Ainsi, la visite d’Enrique Mora à Téhéran ce 14 octobre pourrait se lire à l’aune de cette stratégie de négociation: Washington et Bruxelles, et par association le E3, se relaient pour souffler le chaud et le froid. Alors que le secrétaire d’État américain Blinken a menacé de "se tourner vers d’autres options" (certains y voient des menaces d’attaques ciblées contre l’Iran) si les négociations avec Téhéran échouaient, l’UE jouerait la carotte, bien que cette fois plus pressante.

"Israël se réserve le droit d’agir à tout moment et de n’importe quelle manière"

Un schéma dont l’application se vérifie dans la réalité, constate Gérard Vespierre: alors que le ministre israélien des Affaires étrangères était en visite aux États-Unis le 13 octobre pour rencontrer son homologue américain, le négociateur européen sur le dossier iranien est à Téhéran le lendemain pour "relancer l’accord."
"Si un régime terroriste veut se doter de l’arme nucléaire, nous devons agir, nous devons faire comprendre que le monde civilisé ne le permettra pas. Si les Iraniens ne voient pas que le monde est prêt à les arrêter, ils se précipiteront sur la bombe. Israël se réserve le droit d’agir à tout moment et de n’importe quelle manière. Ce n’est pas seulement notre droit, c’est aussi notre responsabilité", a déclaré le chef de la diplomatie israélienne, Yaïr Lapid, depuis Washington.

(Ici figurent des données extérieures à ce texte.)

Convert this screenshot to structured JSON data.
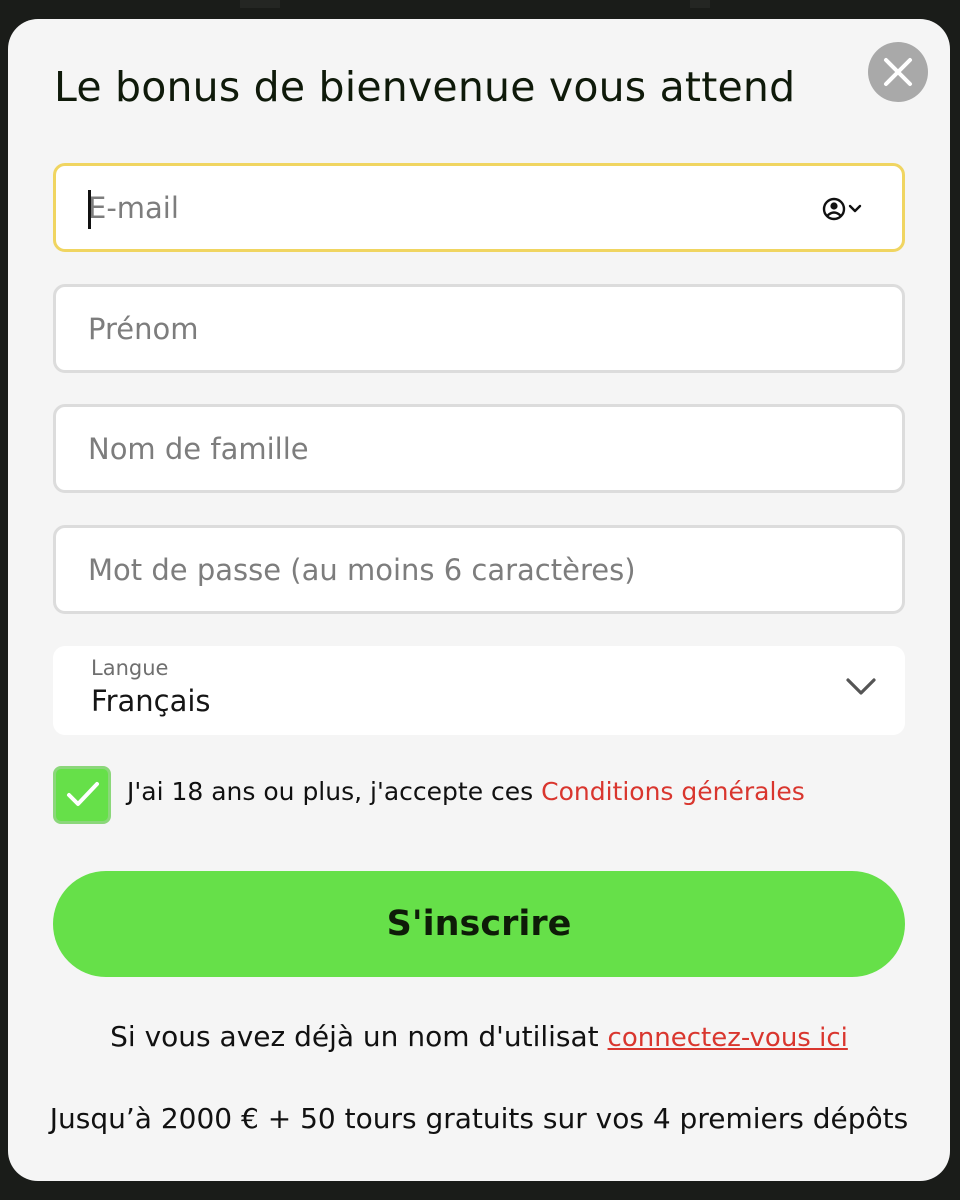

Des propos particulièrement hostiles à l’égard du pays des Mollahs, prononcés sans être tempérés depuis le sol américain. La situation, pour tendue qu’elle soit, ne devrait toutefois pas déboucher sur un conflit armé, estime le directeur de recherche à la FEMO. Pour lui, "il faut simplement garder en tête cette dichotomie de moyens entre les Européens et les Américains et cette unicité d’objectif."